In a recent video, Nick Burns of geeksvana provided an in-depth review and analysis of the UK Civil Aviation Authority's (CAA) call for input on potential changes to drone regulations in the UK. As an expert in the recreational and commercial drone industry, Nick highlighted the key points that UK drone operators should be aware of and provided his insight into how proposed changes could impact drone enthusiasts.  If you dont want to watch the full 1h30 video, read on for the key takeaways.

Overview of the Call for Input

The call for input is the initial stage in the CAA's process to review and update drone regulations in the UK. It outlines early thinking on ideas and concepts that could be part of new drone rules going forward. The CAA is seeking feedback now before finalizing proposals that will be put forward in an official public consultation expected later this year.

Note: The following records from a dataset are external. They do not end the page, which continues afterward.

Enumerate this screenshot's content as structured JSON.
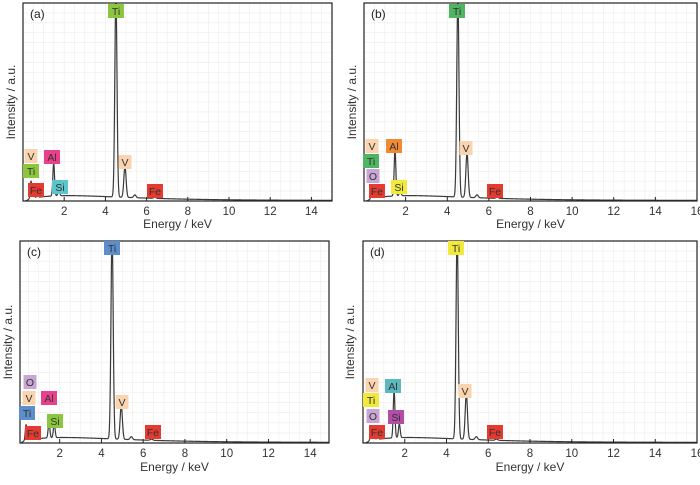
{
  "chart_data": [
    {
      "type": "line",
      "panel": "(a)",
      "xlabel": "Energy / keV",
      "ylabel": "Intensity / a.u.",
      "xlim": [
        0,
        15
      ],
      "ylim": [
        0,
        100
      ],
      "xticks": [
        "2",
        "4",
        "6",
        "8",
        "10",
        "12",
        "14"
      ],
      "grid": true,
      "peaks": [
        {
          "energy": 0.39,
          "intensity": 9
        },
        {
          "energy": 0.51,
          "intensity": 5
        },
        {
          "energy": 0.7,
          "intensity": 2
        },
        {
          "energy": 1.49,
          "intensity": 17
        },
        {
          "energy": 1.74,
          "intensity": 3
        },
        {
          "energy": 4.51,
          "intensity": 105
        },
        {
          "energy": 4.95,
          "intensity": 16
        },
        {
          "energy": 5.43,
          "intensity": 1.5
        },
        {
          "energy": 6.4,
          "intensity": 0.6
        }
      ],
      "annotations": [
        {
          "text": "Ti",
          "color": "#8cc63e"
        },
        {
          "text": "V",
          "color": "#f9d4ae"
        },
        {
          "text": "Ti",
          "color": "#8cc63e"
        },
        {
          "text": "Fe",
          "color": "#e53a30"
        },
        {
          "text": "Al",
          "color": "#e8408c"
        },
        {
          "text": "Si",
          "color": "#5cc5cb"
        },
        {
          "text": "V",
          "color": "#f9d4ae"
        },
        {
          "text": "Fe",
          "color": "#e53a30"
        }
      ]
    },
    {
      "type": "line",
      "panel": "(b)",
      "xlabel": "Energy / keV",
      "ylabel": "Intensity / a.u.",
      "xlim": [
        0,
        16
      ],
      "ylim": [
        0,
        100
      ],
      "xticks": [
        "2",
        "4",
        "6",
        "8",
        "10",
        "12",
        "14",
        "16"
      ],
      "grid": true,
      "peaks": [
        {
          "energy": 0.39,
          "intensity": 7
        },
        {
          "energy": 0.52,
          "intensity": 6
        },
        {
          "energy": 0.7,
          "intensity": 2
        },
        {
          "energy": 1.49,
          "intensity": 24
        },
        {
          "energy": 1.74,
          "intensity": 3
        },
        {
          "energy": 4.51,
          "intensity": 105
        },
        {
          "energy": 4.95,
          "intensity": 23
        },
        {
          "energy": 5.43,
          "intensity": 1.5
        },
        {
          "energy": 6.4,
          "intensity": 0.6
        }
      ],
      "annotations": [
        {
          "text": "Ti",
          "color": "#4fb563"
        },
        {
          "text": "V",
          "color": "#f9d4ae"
        },
        {
          "text": "Ti",
          "color": "#4fb563"
        },
        {
          "text": "O",
          "color": "#c9a5d3"
        },
        {
          "text": "Fe",
          "color": "#e53a30"
        },
        {
          "text": "Al",
          "color": "#f08a33"
        },
        {
          "text": "Si",
          "color": "#f1e93c"
        },
        {
          "text": "V",
          "color": "#f9d4ae"
        },
        {
          "text": "Fe",
          "color": "#e53a30"
        }
      ]
    },
    {
      "type": "line",
      "panel": "(c)",
      "xlabel": "Energy / keV",
      "ylabel": "Intensity / a.u.",
      "xlim": [
        0.1,
        14.9
      ],
      "ylim": [
        0,
        100
      ],
      "xticks": [
        "2",
        "4",
        "6",
        "8",
        "10",
        "12",
        "14"
      ],
      "grid": true,
      "peaks": [
        {
          "energy": 0.39,
          "intensity": 8
        },
        {
          "energy": 0.52,
          "intensity": 5
        },
        {
          "energy": 0.7,
          "intensity": 2
        },
        {
          "energy": 1.49,
          "intensity": 8
        },
        {
          "energy": 1.74,
          "intensity": 7
        },
        {
          "energy": 4.51,
          "intensity": 105
        },
        {
          "energy": 4.95,
          "intensity": 17
        },
        {
          "energy": 5.43,
          "intensity": 1.5
        },
        {
          "energy": 6.4,
          "intensity": 0.6
        }
      ],
      "annotations": [
        {
          "text": "Ti",
          "color": "#5b8ecb"
        },
        {
          "text": "O",
          "color": "#c9a5d3"
        },
        {
          "text": "V",
          "color": "#f9d4ae"
        },
        {
          "text": "Ti",
          "color": "#5b8ecb"
        },
        {
          "text": "Fe",
          "color": "#e53a30"
        },
        {
          "text": "Al",
          "color": "#e8408c"
        },
        {
          "text": "Si",
          "color": "#8cc63e"
        },
        {
          "text": "V",
          "color": "#f9d4ae"
        },
        {
          "text": "Fe",
          "color": "#e53a30"
        }
      ]
    },
    {
      "type": "line",
      "panel": "(d)",
      "xlabel": "Energy / keV",
      "ylabel": "Intensity / a.u.",
      "xlim": [
        0,
        16
      ],
      "ylim": [
        0,
        100
      ],
      "xticks": [
        "2",
        "4",
        "6",
        "8",
        "10",
        "12",
        "14",
        "16"
      ],
      "grid": true,
      "peaks": [
        {
          "energy": 0.39,
          "intensity": 7
        },
        {
          "energy": 0.52,
          "intensity": 6
        },
        {
          "energy": 0.7,
          "intensity": 2
        },
        {
          "energy": 1.49,
          "intensity": 24
        },
        {
          "energy": 1.74,
          "intensity": 7
        },
        {
          "energy": 4.51,
          "intensity": 105
        },
        {
          "energy": 4.95,
          "intensity": 23
        },
        {
          "energy": 5.43,
          "intensity": 1.5
        },
        {
          "energy": 6.4,
          "intensity": 0.6
        }
      ],
      "annotations": [
        {
          "text": "Ti",
          "color": "#f1e93c"
        },
        {
          "text": "V",
          "color": "#f9d4ae"
        },
        {
          "text": "Ti",
          "color": "#f1e93c"
        },
        {
          "text": "O",
          "color": "#c9a5d3"
        },
        {
          "text": "Fe",
          "color": "#e53a30"
        },
        {
          "text": "Al",
          "color": "#5cb8bf"
        },
        {
          "text": "Si",
          "color": "#b34ea7"
        },
        {
          "text": "V",
          "color": "#f9d4ae"
        },
        {
          "text": "Fe",
          "color": "#e53a30"
        }
      ]
    }
  ]
}
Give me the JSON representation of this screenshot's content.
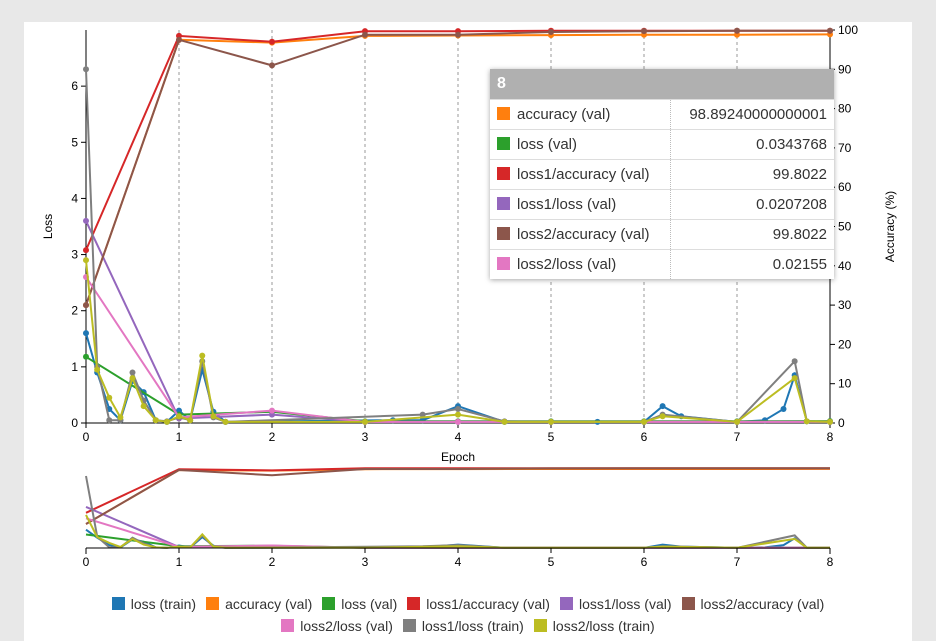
{
  "chart_data": [
    {
      "type": "line",
      "x_label": "Epoch",
      "y_left_label": "Loss",
      "y_right_label": "Accuracy (%)",
      "x_range": [
        0,
        8
      ],
      "y_left_range": [
        0,
        7
      ],
      "y_right_range": [
        0,
        100
      ],
      "x_ticks": [
        "0",
        "1",
        "2",
        "3",
        "4",
        "5",
        "6",
        "7",
        "8"
      ],
      "y_left_ticks": [
        "0",
        "1",
        "2",
        "3",
        "4",
        "5",
        "6"
      ],
      "y_right_ticks": [
        "0",
        "10",
        "20",
        "30",
        "40",
        "50",
        "60",
        "70",
        "80",
        "90",
        "100"
      ],
      "grid": "vertical dashed at each epoch",
      "series": [
        {
          "name": "loss (train)",
          "axis": "left",
          "color": "#1f77b4",
          "markers": true,
          "x": [
            0,
            0.12,
            0.25,
            0.37,
            0.5,
            0.62,
            0.75,
            0.87,
            1,
            1.12,
            1.25,
            1.37,
            1.5,
            3.3,
            3.62,
            4,
            4.5,
            5,
            5.5,
            6,
            6.2,
            6.4,
            7,
            7.3,
            7.5,
            7.62,
            7.75,
            8
          ],
          "y": [
            1.6,
            0.9,
            0.25,
            0.05,
            0.75,
            0.55,
            0.05,
            0.02,
            0.22,
            0.05,
            0.95,
            0.2,
            0.02,
            0.05,
            0.05,
            0.3,
            0.02,
            0.02,
            0.02,
            0.02,
            0.3,
            0.12,
            0.02,
            0.05,
            0.25,
            0.85,
            0.03,
            0.02
          ]
        },
        {
          "name": "accuracy (val)",
          "axis": "right",
          "color": "#ff7f0e",
          "markers": true,
          "x": [
            0,
            1,
            2,
            3,
            4,
            5,
            6,
            7,
            8
          ],
          "y": [
            30,
            97.5,
            96.8,
            98.5,
            98.6,
            98.7,
            98.8,
            98.8,
            98.89
          ]
        },
        {
          "name": "loss (val)",
          "axis": "left",
          "color": "#2ca02c",
          "markers": true,
          "x": [
            0,
            1,
            2,
            3,
            4,
            5,
            6,
            7,
            8
          ],
          "y": [
            1.18,
            0.15,
            0.2,
            0.03,
            0.03,
            0.03,
            0.03,
            0.03,
            0.034
          ]
        },
        {
          "name": "loss1/accuracy (val)",
          "axis": "right",
          "color": "#d62728",
          "markers": true,
          "x": [
            0,
            1,
            2,
            3,
            4,
            5,
            6,
            7,
            8
          ],
          "y": [
            44,
            98.5,
            97,
            99.7,
            99.7,
            99.8,
            99.8,
            99.8,
            99.8
          ]
        },
        {
          "name": "loss1/loss (val)",
          "axis": "left",
          "color": "#9467bd",
          "markers": true,
          "x": [
            0,
            1,
            2,
            3,
            4,
            5,
            6,
            7,
            8
          ],
          "y": [
            3.6,
            0.08,
            0.15,
            0.02,
            0.02,
            0.02,
            0.02,
            0.02,
            0.02
          ]
        },
        {
          "name": "loss2/accuracy (val)",
          "axis": "right",
          "color": "#8c564b",
          "markers": true,
          "x": [
            0,
            1,
            2,
            3,
            4,
            5,
            6,
            7,
            8
          ],
          "y": [
            30,
            97.5,
            91,
            98.8,
            98.8,
            99.5,
            99.7,
            99.8,
            99.8
          ]
        },
        {
          "name": "loss2/loss (val)",
          "axis": "left",
          "color": "#e377c2",
          "markers": true,
          "x": [
            0,
            1,
            2,
            3,
            4,
            5,
            6,
            7,
            8
          ],
          "y": [
            2.6,
            0.1,
            0.22,
            0.02,
            0.02,
            0.02,
            0.02,
            0.02,
            0.02
          ]
        },
        {
          "name": "loss1/loss (train)",
          "axis": "left",
          "color": "#7f7f7f",
          "markers": true,
          "x": [
            0,
            0.12,
            0.25,
            0.37,
            0.5,
            0.62,
            0.75,
            0.87,
            1,
            1.12,
            1.25,
            1.37,
            1.5,
            3.62,
            4,
            4.5,
            5,
            6,
            6.2,
            7,
            7.62,
            7.75,
            8
          ],
          "y": [
            6.3,
            1.0,
            0.05,
            0.05,
            0.9,
            0.4,
            0.05,
            0.03,
            0.1,
            0.05,
            1.1,
            0.1,
            0.02,
            0.15,
            0.25,
            0.03,
            0.02,
            0.02,
            0.15,
            0.02,
            1.1,
            0.03,
            0.02
          ]
        },
        {
          "name": "loss2/loss (train)",
          "axis": "left",
          "color": "#bcbd22",
          "markers": true,
          "x": [
            0,
            0.12,
            0.25,
            0.37,
            0.5,
            0.62,
            0.75,
            0.87,
            1,
            1.12,
            1.25,
            1.37,
            1.5,
            3,
            4,
            4.5,
            5,
            6,
            6.2,
            7,
            7.62,
            7.75,
            8
          ],
          "y": [
            2.9,
            0.95,
            0.45,
            0.1,
            0.8,
            0.3,
            0.05,
            0.02,
            0.12,
            0.05,
            1.2,
            0.12,
            0.02,
            0.02,
            0.15,
            0.02,
            0.02,
            0.02,
            0.12,
            0.02,
            0.8,
            0.03,
            0.02
          ]
        }
      ]
    },
    {
      "type": "line",
      "role": "range-overview",
      "x_range": [
        0,
        8
      ],
      "x_ticks": [
        "0",
        "1",
        "2",
        "3",
        "4",
        "5",
        "6",
        "7",
        "8"
      ]
    }
  ],
  "tooltip": {
    "title": "8",
    "rows": [
      {
        "label": "accuracy (val)",
        "value": "98.89240000000001",
        "color": "#ff7f0e"
      },
      {
        "label": "loss (val)",
        "value": "0.0343768",
        "color": "#2ca02c"
      },
      {
        "label": "loss1/accuracy (val)",
        "value": "99.8022",
        "color": "#d62728"
      },
      {
        "label": "loss1/loss (val)",
        "value": "0.0207208",
        "color": "#9467bd"
      },
      {
        "label": "loss2/accuracy (val)",
        "value": "99.8022",
        "color": "#8c564b"
      },
      {
        "label": "loss2/loss (val)",
        "value": "0.02155",
        "color": "#e377c2"
      }
    ]
  },
  "legend": [
    {
      "label": "loss (train)",
      "color": "#1f77b4"
    },
    {
      "label": "accuracy (val)",
      "color": "#ff7f0e"
    },
    {
      "label": "loss (val)",
      "color": "#2ca02c"
    },
    {
      "label": "loss1/accuracy (val)",
      "color": "#d62728"
    },
    {
      "label": "loss1/loss (val)",
      "color": "#9467bd"
    },
    {
      "label": "loss2/accuracy (val)",
      "color": "#8c564b"
    },
    {
      "label": "loss2/loss (val)",
      "color": "#e377c2"
    },
    {
      "label": "loss1/loss (train)",
      "color": "#7f7f7f"
    },
    {
      "label": "loss2/loss (train)",
      "color": "#bcbd22"
    }
  ]
}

Some of the main goals mentioned are simplifying and clarifying regulations to make compliance easier, implementing new technologies like remote ID and geofencing for safety, and enabling growth of the drone industry.

You can download the PDF from the CAA here - CAP2569: Call for Input: Review of UK UAS Regulations (caa.co.uk)

Key Areas Up for Review

The 15 key areas covered in the call for input:

Operational Categories

  • Rename categories to be more intuitive for users.
  • Simplify operational categorizations to make requirements easier to understand.
  • Update regulation framework to ensure it is suitable for model aircraft flyers.

Pilot Competency

  • Expand the pilot competency framework with a basic and advanced certification.

Product Requirements

  • Adopt new manufacturing standards requiring drones to be safe and secure by design.
  • Introduce a CAA product labeling scheme to help consumers make informed purchases.
  • Change the weight-based criteria for exclusions from certain requirements.
  • Implement remote ID technology requiring drones to transmit identification data during flights.
  • Require geo-awareness features to help prevent drones from entering restricted airspace.
  • Improve user guidance by requiring safety information to be provided digitally with drones.

Policy and Guidance

  • Adopt a new digitalized risk assessment approach for operations.
  • Support users of non-class marked legacy drones during the transition period.
  • Simplify policy document structure by consolidating and clarifying different regulations.
  • Update the Skyway Code to improve guidance for different user groups.


  • Combine overlapping regulations to reduce duplication.
  • Implement registration validation requiring operator ID before flights.

Remote ID and Sub-250g Drones

A major focus was on remote ID requirements and how they could impact sub-250g drones, which currently have exemptions from many rules in the UK. The CAA suggests extending remote ID and geofencing to drones below 250g that have cameras.

Nick stressed the importance of recreational flyers emphasizing how critical the sub-250g allowances are to the hobby in their consultation responses. He highlighted the need to watch for unintended consequences from changes to the exemption criteria.

Closing Thoughts

Nick's in-depth review of the CAA's call for input highlighted the significance of this initial pre-consultation stage for shaping drone regulation in the UK going forward. While the CAA aims to achieve laudable goals like simplifying rules and incorporating new technologies, controversial proposals like extending remote ID to sub-250g drones raise valid concerns for recreational flyers.

It is therefore critical that drone enthusiasts take this opportunity to loudly communicate the importance of maintaining the flexible permissions granted to sub-250g drones today. Engaging now before concepts are set in stone can help prevent overly restrictive requirements from being codified down the line. Even just participating by selecting pre-set options provides valuable perspective.

Submit your response to the CAA - Call for Input: Review of UK UAS Regulations

Overall, the UK drone community has a key chance through responding to the call for input to clearly convey their priorities, experiences, and recommendations before the CAA finalizes their proposals for the full public consultation expected later this year. This initial input truly represents an opportunity to influence the direction of regulatory changes rather than just reacting later when decisions have already been made. Nick wisely encouraged drone flyers to make their voices heard.